Jets’ Quincy Williams makes his own name as a tough tackler

FLORHAM PARK, NJ (AP) – Quincy Williams has tackled out of her younger brother’s massive shadow for …

FLORHAM PARK, NJ (AP) – Quincy Williams has been tackling her way out of her younger brother’s massive shadow for years.

The New York Jets linebacker, who is nearly 16 months older than teammate and sibling Quinnen, was the “other” Williams brother through high school and college. And then in the greatest moments of their football careers.

Quinnen was the first pick of the Jets in 2019 out of Alabama, the third overall selection. He was a 6-foot-3, 300-pound national champion, considered one of the leading defensive linemen in the country.

Meanwhile, Quincy waited until the next night, where he went in the third round to Jacksonville. He was a lesser-known 5-11, 230-pound linebacker at Murray State.

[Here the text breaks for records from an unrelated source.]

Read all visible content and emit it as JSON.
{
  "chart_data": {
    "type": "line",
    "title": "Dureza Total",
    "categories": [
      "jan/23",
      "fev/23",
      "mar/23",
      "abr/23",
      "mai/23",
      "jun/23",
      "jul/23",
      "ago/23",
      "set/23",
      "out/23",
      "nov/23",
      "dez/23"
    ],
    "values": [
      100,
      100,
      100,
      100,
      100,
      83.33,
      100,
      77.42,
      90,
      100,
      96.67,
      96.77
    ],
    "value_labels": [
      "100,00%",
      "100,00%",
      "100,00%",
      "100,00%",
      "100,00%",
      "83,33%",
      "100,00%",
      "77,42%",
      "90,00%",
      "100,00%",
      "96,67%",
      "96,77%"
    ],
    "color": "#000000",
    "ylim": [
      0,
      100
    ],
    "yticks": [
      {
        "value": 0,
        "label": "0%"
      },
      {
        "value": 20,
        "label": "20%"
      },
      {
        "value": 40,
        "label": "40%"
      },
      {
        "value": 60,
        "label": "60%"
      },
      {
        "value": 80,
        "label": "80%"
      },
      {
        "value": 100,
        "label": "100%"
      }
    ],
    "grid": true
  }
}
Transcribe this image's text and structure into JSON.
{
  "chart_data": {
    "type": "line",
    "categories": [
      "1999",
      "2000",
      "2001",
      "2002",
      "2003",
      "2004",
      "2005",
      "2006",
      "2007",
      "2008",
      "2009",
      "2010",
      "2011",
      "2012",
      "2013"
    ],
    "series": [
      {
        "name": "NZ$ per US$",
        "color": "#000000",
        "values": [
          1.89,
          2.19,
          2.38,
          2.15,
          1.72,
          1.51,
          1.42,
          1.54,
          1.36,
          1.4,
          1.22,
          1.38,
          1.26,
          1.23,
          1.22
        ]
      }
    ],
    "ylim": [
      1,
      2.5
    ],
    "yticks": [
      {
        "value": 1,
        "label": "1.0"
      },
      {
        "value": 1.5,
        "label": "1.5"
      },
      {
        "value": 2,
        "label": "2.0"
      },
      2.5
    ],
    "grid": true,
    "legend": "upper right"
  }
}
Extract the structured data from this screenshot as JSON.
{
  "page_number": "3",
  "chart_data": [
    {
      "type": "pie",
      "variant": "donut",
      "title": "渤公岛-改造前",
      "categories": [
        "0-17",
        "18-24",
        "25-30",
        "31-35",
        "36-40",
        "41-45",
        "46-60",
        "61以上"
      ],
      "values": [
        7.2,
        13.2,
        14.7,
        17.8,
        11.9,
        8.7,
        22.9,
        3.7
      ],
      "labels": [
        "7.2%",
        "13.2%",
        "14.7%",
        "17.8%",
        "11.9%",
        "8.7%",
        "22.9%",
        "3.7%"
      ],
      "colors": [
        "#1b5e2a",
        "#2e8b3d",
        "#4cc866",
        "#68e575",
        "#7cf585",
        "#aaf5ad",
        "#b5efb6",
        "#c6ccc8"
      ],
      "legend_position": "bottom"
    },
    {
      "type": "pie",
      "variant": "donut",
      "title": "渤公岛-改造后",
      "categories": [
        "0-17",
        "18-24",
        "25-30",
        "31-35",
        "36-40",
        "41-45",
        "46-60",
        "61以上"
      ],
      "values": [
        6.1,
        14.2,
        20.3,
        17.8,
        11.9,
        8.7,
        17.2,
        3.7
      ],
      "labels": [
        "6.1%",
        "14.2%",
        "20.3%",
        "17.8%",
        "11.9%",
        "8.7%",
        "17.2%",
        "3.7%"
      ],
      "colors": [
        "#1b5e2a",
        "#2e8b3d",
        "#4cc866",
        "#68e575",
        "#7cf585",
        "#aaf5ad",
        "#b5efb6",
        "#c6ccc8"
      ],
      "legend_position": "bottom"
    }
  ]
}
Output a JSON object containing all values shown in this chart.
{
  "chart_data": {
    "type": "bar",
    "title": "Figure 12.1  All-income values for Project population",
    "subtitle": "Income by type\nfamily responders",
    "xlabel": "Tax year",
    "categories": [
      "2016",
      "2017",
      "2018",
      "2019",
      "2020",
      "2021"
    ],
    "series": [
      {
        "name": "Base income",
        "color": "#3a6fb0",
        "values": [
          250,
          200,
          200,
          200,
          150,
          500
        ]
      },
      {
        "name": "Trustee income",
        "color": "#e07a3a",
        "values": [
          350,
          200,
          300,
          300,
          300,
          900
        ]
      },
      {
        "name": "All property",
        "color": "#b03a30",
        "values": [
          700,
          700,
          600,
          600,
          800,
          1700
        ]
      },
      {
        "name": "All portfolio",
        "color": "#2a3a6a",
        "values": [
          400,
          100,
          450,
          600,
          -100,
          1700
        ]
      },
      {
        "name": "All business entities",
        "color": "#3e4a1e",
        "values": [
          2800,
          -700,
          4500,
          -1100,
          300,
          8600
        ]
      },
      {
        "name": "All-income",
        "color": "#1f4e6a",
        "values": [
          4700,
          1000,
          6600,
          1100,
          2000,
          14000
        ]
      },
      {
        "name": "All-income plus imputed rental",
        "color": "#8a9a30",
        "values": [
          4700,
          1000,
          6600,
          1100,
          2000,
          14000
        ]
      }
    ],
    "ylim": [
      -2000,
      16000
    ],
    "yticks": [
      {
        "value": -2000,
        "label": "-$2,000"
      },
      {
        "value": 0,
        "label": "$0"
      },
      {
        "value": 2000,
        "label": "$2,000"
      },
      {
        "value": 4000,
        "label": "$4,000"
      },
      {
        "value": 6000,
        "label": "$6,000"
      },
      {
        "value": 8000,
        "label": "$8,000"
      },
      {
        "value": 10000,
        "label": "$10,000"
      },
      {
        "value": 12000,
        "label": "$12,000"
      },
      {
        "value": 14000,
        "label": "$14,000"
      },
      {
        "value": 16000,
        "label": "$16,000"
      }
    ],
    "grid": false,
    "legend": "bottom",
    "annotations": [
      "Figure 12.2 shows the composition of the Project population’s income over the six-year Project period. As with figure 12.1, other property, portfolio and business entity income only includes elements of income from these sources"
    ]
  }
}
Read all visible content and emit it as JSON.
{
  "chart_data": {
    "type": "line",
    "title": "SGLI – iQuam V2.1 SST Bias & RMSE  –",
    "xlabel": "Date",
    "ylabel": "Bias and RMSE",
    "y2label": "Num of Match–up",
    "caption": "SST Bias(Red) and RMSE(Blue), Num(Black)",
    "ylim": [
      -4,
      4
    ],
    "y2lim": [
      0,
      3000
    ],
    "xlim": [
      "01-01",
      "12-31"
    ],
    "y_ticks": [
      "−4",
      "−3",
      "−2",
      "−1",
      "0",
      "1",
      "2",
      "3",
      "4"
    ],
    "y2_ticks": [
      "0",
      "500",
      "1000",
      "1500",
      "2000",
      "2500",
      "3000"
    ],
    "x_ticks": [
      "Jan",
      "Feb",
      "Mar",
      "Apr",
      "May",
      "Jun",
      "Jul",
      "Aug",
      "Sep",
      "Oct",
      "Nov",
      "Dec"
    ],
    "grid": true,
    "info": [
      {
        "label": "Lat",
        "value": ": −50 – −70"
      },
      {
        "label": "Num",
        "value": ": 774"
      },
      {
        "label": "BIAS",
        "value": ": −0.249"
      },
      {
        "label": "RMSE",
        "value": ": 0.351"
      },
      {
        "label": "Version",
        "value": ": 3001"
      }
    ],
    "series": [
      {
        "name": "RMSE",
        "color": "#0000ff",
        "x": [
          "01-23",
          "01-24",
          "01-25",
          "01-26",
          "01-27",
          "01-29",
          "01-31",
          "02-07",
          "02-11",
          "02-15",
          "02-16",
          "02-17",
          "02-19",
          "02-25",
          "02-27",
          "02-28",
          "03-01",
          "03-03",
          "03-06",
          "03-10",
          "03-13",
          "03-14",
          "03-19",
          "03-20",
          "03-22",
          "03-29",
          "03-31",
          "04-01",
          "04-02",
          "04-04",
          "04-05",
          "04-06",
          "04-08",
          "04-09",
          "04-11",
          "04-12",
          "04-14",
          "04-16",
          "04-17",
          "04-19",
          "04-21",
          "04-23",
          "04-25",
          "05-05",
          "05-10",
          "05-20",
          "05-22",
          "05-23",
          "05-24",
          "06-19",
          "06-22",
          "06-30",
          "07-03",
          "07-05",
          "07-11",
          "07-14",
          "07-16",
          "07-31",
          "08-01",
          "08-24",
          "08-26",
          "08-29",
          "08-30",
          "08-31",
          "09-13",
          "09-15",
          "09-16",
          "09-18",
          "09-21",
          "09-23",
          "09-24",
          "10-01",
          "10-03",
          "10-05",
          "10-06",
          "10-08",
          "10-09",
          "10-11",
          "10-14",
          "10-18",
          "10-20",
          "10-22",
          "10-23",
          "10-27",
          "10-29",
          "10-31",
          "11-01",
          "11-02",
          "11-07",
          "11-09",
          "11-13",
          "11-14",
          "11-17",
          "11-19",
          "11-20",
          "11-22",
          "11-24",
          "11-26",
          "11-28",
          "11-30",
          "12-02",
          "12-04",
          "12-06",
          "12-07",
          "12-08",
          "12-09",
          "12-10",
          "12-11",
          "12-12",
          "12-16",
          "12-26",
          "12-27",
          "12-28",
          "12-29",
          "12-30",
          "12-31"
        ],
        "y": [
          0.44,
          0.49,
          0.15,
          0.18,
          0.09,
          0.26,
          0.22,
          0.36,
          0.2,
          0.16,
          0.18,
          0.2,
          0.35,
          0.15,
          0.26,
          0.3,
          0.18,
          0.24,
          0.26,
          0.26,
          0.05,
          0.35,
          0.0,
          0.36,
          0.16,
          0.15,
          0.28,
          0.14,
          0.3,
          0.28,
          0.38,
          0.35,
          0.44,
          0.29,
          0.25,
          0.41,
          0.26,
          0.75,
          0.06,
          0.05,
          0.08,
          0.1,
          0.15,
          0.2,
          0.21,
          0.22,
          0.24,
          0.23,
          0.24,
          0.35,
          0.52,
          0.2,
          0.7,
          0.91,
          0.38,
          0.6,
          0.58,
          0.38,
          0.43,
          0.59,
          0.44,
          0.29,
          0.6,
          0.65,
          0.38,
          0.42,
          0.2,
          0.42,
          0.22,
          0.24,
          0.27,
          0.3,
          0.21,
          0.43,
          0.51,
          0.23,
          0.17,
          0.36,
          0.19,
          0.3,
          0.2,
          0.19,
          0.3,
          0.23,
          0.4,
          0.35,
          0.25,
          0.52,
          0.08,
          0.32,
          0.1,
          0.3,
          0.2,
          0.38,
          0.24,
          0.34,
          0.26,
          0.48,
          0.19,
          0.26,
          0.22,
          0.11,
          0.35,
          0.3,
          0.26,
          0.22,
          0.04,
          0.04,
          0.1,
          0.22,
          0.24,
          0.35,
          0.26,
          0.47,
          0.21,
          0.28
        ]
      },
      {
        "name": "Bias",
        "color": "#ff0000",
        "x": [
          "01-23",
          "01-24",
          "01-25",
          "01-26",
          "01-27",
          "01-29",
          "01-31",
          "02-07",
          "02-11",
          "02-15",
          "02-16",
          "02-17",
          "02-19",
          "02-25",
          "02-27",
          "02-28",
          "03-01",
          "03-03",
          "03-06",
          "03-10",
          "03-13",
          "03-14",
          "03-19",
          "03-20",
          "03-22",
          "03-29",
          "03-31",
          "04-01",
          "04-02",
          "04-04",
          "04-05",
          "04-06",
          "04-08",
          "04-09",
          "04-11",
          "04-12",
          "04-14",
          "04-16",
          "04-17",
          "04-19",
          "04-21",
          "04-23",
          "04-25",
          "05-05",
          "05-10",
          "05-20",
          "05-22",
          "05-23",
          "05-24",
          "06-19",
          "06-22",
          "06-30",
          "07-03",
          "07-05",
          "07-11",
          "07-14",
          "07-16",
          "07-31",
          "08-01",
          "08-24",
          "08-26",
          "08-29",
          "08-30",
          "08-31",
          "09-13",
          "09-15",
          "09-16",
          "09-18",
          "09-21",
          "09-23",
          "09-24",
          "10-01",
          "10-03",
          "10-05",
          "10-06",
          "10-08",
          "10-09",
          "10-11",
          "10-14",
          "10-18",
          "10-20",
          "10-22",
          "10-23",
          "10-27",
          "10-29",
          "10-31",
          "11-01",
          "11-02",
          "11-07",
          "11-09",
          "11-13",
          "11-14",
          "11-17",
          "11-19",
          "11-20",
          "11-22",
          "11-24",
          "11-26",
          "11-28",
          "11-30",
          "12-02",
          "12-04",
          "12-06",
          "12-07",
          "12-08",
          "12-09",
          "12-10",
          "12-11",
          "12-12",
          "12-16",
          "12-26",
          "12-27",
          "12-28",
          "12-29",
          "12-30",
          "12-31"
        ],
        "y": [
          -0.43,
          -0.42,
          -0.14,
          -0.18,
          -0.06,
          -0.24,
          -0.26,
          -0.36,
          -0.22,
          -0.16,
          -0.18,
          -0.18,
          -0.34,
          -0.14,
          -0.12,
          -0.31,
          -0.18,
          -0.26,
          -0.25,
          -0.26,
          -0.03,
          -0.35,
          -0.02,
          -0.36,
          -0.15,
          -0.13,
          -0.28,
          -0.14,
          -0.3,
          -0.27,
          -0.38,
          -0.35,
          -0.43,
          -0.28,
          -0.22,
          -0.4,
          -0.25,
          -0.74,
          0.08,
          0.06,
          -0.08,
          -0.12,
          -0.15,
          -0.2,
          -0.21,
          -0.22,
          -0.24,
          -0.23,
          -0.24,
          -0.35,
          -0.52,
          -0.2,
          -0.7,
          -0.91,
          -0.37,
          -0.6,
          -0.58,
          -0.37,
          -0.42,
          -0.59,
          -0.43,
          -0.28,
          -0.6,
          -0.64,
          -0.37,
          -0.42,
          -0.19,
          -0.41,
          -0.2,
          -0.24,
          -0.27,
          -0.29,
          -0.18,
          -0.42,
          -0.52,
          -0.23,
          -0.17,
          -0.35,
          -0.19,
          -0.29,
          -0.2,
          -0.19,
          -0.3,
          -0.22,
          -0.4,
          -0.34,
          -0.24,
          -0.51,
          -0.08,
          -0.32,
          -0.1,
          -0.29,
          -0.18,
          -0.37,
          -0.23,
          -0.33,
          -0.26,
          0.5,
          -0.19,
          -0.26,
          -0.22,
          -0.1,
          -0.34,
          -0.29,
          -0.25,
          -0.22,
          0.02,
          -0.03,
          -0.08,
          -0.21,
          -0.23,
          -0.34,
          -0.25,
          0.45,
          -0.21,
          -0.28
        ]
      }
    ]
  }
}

“When I was first drafted, the thing was, who’s Quincy Williams?” he remembered Friday. “And everyone said, ‘Oh, it’s Quinn who played for Alabama’s brother. So most people would think of it as’ I’m a person, I’m a person,’ and just be angry about it. But then I just put it like a chip on my shoulder, as if I were creating a name for myself.

“It’s the right thing to do, so I’m really using it as ammunition.”

It certainly shows in his game.

While Quinnen is a space-eating runner who pushes offensive linemen aside on his way to lay down quarterbacks, Quincy is a heat-seeking missile that hits anyone who tries to get past him.

“My No. 1 thing is just running through people,” said a smiling Quincy Williams, who ranks second after CJ Mosley with a career-high 51 tackles. “So that’s the most important thing. And in the beginning it’s like the crowd ‘ooohs’. I love it. It feeds me. Then all of a sudden my teammates get hyped about it.’

“So it’s basically like I set the tone for my teammates and my teammates who gather behind it. And I love that part of it.”

He started in place of Jarrad Davis last week and had 15 total tackles in New York’s 24-17 loss to Miami, mostly for a Jets player since David Harris had 17 in 2009.

“One of his superpowers is speed,” coach Robert Saleh said. “He is one of the faster linebackers in football if you just look at his GPS numbers. He has the luxury of taking a step before he triggers, because no matter what he lost at the snap, he can regain because he is so fast and long. “

Jets defensive coordinator Jeff Ulbrich remembers scouting Williams at Murray State leading up to the draft and loving what he saw.

“I fought hard to try to get him to Atlanta and for us to appoint him,” Ulbrich recalled. “Of course it did not work out. Spent a day with him, worked with him, the whole deal. He has the things you can not train. He obviously has the athletics, the explosiveness, the speed and all that. He also has instincts that are real rare.

“He can not always formulate what he sees, but he sees it and he reacts. At the same time, he is a hitter. ”

Williams spent his first two NFL seasons mostly as a backup linebacker, starting eight games as a rookie and as a core player in special teams. He also handled a few injuries and was relinquished by the Jaguars as the team made its final cuts.

The Jets came in and claimed him the next day, reuniting him with his brother. Williams worked his way into the starting lineup at inside linebacker against Mosley for five games in a row after the season opener when Davis recovered from an ankle injury he suffered during New York’s preseason game at Green Bay.

“He has some things,” Ulbrich said. “He’s a guy who’s so far from what he wants to be. Not even close to being a finished product. He has a long way to go and we’m excited about him.”

Davis returned to his starting role last month, with Williams returning to play mostly special teams. But Davis is still not 100% healthy, so the Jets put Williams back in the starting lineup last Sunday – and he was all over the field.

“My first two years I played on raw talent: I’m faster than you,” he said. “My eyes would be in the wrong place, but I would still make the piece and maybe a good game, but if I was technical, I could have done it much faster if I had looked at the right keys and stuff like that.”

That’s what has been drastically improved, by picking the brains of Mosley and Davis and devouring the playbook. Williams knows exactly where acting is headed now, and takes the first step even faster.

“The play just looks so much easier, and most people think it’s natural to him, it was a natural thing,” Williams said. “And it really does, just because the preparation I did, and that’s what they’re harping on here at the Jets.”

Williams called to step back and see how Davis prepares for “a wonderful experience,” insisting he did not feel he was “downgraded” because he learned how to better prepare for a veteran. Williams incorporated some of the stuff he picked up from Davis, adding them to his approach.

“You like your way, then you have the professional way,” Williams said. “So I want to be a pro in this league for a long time.”

And with every hard tackle, force everyone to know his name.